= Hongni Wu =

Chinese mezzo-soprano opera singer (born 1994)

Hongni Wu (吴虹霓;) a Chinese mezzo-soprano opera singer.

==Early life and education==
Wu was born in Jingdezhen, China. She studied at the Xinghai Conservatory of Music before to moving to the United States. In 2018 she graduated with a certificate in music from the Manhattan School of Music (MSM). While at MSM she was a pupil of Joan Patenaude-Yarnell and performed many roles in such operas as Sesto in La clemenza di Tito, Dragonfly in L'enfant et les sortilèges, Prince Orlofsky in Die Fledermaus and Angelina in La Cenerentola. The role of Angelina made her a winner at the Metropolitan Opera National Council Auditions, during which she also sang a bel canto piece from L'italiana in Algeri and during intermission performed an opening scene from Richard Strauss's Der Rosenkavalier.

==Career==
After graduation, Wu left for Portland, Maine, where she made her professional debut as Cherubino in The Marriage of Figaro at the Opera Maine in July 2018. As of 2018 she resides in London where she is a member of the Jette Parker Young Artist Program at The Royal Opera, Covent Garden. In January 2019 Wu performed as Flora in Richard Eyre's production of La traviata – which she reprised in 2020 – and as Siébel in Faust, then sang as Mercédès in Barrie Kosky's production of Carmen and Second Lady in The Magic Flute with the Royal Opera. In May 2019 Wu performed a lead role of Phaedra with Southbank Sinfonia at the Linbury Theatre, Royal Opera House in London.

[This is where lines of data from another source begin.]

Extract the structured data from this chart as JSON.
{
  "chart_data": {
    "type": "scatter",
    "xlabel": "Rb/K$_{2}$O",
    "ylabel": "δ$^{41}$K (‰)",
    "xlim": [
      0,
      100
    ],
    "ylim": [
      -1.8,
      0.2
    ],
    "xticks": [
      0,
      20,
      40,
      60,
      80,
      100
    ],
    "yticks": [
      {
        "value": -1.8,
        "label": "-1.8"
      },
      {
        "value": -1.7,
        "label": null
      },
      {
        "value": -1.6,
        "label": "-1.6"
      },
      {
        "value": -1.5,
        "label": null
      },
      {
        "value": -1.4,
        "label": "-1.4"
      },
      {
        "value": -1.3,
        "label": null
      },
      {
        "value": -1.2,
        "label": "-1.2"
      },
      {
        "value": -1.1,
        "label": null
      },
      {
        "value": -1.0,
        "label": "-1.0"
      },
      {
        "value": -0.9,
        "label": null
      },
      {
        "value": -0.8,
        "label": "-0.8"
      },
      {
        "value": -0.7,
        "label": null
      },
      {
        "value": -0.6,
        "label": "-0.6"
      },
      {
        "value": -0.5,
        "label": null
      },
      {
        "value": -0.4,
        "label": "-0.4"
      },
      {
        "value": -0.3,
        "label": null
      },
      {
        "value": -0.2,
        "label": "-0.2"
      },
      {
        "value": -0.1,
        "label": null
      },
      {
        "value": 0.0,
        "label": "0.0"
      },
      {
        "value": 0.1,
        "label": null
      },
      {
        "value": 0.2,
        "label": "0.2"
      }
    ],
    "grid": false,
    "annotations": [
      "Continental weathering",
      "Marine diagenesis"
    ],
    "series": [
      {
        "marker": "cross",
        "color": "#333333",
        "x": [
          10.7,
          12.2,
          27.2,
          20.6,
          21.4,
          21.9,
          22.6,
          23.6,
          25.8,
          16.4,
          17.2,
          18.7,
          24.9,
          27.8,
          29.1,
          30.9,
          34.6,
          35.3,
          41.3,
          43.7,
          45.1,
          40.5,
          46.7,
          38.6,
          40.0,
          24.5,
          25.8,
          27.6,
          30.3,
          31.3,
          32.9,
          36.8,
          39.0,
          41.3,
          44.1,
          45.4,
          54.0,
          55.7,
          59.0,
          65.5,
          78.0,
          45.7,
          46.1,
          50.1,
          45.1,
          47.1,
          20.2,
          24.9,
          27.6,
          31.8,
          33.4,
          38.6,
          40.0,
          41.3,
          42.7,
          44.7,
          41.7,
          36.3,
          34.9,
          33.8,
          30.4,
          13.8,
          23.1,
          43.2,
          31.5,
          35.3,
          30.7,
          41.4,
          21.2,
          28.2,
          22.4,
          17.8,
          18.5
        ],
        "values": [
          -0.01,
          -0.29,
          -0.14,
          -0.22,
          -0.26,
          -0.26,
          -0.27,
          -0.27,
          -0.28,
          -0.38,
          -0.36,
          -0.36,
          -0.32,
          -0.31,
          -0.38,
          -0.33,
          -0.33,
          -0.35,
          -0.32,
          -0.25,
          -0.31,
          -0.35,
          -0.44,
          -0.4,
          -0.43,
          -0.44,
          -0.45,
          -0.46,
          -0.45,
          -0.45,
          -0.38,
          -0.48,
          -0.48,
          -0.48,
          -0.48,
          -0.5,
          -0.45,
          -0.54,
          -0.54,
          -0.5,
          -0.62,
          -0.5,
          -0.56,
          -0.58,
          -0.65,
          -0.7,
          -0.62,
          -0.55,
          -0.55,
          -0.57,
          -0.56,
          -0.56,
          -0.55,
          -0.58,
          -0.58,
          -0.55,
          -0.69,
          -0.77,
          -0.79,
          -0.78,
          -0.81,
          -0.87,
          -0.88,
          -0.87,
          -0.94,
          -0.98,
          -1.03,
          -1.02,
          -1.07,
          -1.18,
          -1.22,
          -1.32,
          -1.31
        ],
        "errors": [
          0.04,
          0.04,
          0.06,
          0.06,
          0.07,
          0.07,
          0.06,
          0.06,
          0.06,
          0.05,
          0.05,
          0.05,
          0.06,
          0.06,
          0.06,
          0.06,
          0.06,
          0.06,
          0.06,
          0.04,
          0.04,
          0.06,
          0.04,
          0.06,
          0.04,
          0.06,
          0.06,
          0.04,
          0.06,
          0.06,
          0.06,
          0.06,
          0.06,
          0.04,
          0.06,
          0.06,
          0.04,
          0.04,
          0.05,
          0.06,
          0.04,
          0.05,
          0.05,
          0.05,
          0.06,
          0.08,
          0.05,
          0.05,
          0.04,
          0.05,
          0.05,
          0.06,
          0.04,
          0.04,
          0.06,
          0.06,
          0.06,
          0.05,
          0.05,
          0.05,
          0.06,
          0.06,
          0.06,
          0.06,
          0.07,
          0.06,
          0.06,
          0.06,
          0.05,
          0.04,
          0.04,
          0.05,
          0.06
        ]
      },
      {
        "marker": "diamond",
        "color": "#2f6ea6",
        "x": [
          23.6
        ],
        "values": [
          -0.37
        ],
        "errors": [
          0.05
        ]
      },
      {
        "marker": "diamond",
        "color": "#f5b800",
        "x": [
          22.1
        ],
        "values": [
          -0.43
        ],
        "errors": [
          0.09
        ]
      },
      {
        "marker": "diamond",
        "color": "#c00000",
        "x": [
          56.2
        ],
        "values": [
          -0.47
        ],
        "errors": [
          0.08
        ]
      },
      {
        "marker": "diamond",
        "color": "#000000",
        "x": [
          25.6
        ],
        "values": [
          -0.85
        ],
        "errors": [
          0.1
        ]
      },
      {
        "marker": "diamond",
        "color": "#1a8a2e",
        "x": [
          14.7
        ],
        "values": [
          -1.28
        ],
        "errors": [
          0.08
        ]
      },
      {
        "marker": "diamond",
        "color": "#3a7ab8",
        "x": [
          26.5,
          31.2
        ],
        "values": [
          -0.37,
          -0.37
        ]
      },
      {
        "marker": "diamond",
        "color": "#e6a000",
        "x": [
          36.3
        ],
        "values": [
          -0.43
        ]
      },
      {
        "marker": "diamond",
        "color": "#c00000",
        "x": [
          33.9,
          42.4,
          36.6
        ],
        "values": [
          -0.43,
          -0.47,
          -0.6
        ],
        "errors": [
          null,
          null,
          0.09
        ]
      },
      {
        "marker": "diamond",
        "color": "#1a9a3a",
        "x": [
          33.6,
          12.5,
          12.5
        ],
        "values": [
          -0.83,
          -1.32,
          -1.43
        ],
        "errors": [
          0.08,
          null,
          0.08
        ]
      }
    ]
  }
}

Aside from performances in the US, Wu also performs at her native China at the Shanghai Conservatory of Music, Yangzhou University of Music and Nanjing University of Music. She appeared on the CCTV's 15th National Young Singers' Concert in Beijing and on a parade during the celebration of the 65th anniversary of the founding of the People's Republic of China. She also sang at the Martina Arroyo Foundation's Prelude Gala Concert in New York.